Text: Matthäusevangelium 7, 24-27 - Übersetzung: Das Buch

24 Jeder Mensch, der meine Worte hört, sie aufnimmt und das in die Tat umsetzt, was ich sage, der ist wie ein umsichtiger Mensch, der sein Haus auf einem festen, felsigen Untergrund baute. 25 Selbst wenn in der Regenzeit ganz viel Niederschlag auf einmal fällt und die ausgetrockneten Flusstäler sich mit Wasser füllen und wenn die Stürme sich erheben und gegen das Haus stoßen, macht das dem Haus nichts aus. Es steht unerschütterlich, denn es ist ja auf dem Felsen gebaut. 26 Aber jeder, der hört, was ich sage, und es dann nicht in die Tat umsetzt, ist wie ein ziemlich dummer Mensch, der sein Haus im Flusstal auf den sandigen Untergrund baut. 27 Wenn dann die Regenzeit kommt und mit ihr starke Regenfälle, wenn die Sturzbäche durch das Flusstal donnern und wenn die Sturmwinde gegen das Haus schlagen, fällt es zwangsläufig in sich zusammen. Kein Stein bleibt auf dem andern.

Anmerkungen

Das Bild vom Hausbau ist im palästinischen Raum zur Zeit Jesu unmittelbar lebensnah. In Galiläa und Judäa gab es: felsigen Untergrund (v. a. in Hanglagen), aber auch trockene Bachläufe (Wadis), die im Sommer harmlos wirkten und im Winter durch plötzliche Regenfälle zu reißenden Strömen werden konnten.

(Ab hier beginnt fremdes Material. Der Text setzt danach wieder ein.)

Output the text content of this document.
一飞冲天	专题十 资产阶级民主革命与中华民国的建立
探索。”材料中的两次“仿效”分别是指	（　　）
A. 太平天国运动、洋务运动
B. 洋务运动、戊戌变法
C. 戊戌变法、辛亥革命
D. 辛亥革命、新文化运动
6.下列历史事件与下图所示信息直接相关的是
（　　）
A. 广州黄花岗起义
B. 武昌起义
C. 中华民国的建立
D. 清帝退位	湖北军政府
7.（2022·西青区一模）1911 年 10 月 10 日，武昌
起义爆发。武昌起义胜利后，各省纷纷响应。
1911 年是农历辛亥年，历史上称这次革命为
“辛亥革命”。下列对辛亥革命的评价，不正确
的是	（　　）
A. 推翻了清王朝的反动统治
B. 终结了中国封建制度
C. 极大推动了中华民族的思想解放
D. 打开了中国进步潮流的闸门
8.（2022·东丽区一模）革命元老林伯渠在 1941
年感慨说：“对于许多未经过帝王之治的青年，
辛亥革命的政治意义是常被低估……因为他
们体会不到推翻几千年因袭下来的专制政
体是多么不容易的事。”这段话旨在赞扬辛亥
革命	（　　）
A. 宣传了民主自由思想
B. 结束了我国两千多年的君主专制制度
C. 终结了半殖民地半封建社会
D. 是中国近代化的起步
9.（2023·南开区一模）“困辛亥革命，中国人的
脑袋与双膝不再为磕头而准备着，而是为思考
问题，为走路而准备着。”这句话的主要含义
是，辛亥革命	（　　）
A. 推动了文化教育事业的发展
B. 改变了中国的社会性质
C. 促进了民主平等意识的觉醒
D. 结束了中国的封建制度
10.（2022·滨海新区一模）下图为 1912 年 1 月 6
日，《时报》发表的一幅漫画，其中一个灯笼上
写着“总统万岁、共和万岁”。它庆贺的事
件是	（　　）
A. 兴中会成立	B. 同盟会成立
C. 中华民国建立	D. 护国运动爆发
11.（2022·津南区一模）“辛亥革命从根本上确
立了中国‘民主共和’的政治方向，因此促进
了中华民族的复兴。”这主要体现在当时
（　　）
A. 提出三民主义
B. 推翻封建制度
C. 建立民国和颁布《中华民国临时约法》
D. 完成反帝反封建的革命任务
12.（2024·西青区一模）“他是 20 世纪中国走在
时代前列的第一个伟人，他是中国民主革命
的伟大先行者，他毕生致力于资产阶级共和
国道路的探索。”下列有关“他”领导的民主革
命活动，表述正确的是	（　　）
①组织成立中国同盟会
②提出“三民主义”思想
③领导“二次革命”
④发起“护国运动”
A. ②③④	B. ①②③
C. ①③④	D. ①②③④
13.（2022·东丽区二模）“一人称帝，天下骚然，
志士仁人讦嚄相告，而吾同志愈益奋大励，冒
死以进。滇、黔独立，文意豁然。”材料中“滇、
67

Ein Haus auf Fels zu gründen bedeutete: mühsames Abtragen von Erde, mehr Zeit und Kraftaufwand, dafür Stabilität bei Unwettern. Ein Haus auf Sand (oder ungefestigtem Untergrund) zu errichten war: schneller, weniger anstrengend, aber existenzgefährdend, sobald Stürme und Wasser kamen. Jesu Hörer kannten solche Katastrophen aus eigener Erfahrung.

Matthäus 7,24-27 bildet den Schlussakkord der Bergpredigt (Mt 5-7). Das Gleichnis ist nicht isoliert, sondern kulminiert eine ganze Abfolge von Zuspitzungen:

Zwei Wege (7,13-14)
Zwei Arten von Propheten (7,15-20)
Zwei Arten von Bekenntnissen (7,21-23
Zwei Arten von Fundamenten (7,24-27)

Damit stellt Jesus seine Hörer vor eine Entscheidung: Hören allein genügt nicht - entscheidend ist das Tun.

Mattäus akzentuiert stark: Hören und Tun der Worte Jesu als Maßstab, Jesus selbst tritt dabei mit autoritativer Selbstverständlichkeit auf: 'Meine Worte' sind das Fundament. Das erklärt auch die Reaktion in Mt 7,28-29: Jesus lehrt 'mit Vollmacht'.

'klug, weise' meint praktische Lebensklugheit, nicht intellektuelle Brillanz, sondern vorausschauendes, verantwortliches Handeln

'töricht' ist nicht dumm im kognitiven Sinn, sondern jemand, der bekannte Konsequenzen ignoriert

'Fels': fester, tragfähiger Untergrund, in der Bibel häufiges Gottesbild: Gott ist wie ein Fels

'Sand': instabil, wechselhaft, kein tragfähiger Grund für Dauer

'tun': Schlüsselbegriff bei Matthäus, meint nicht punktuelle Leistungen, sondern gängige Lebenspraxis.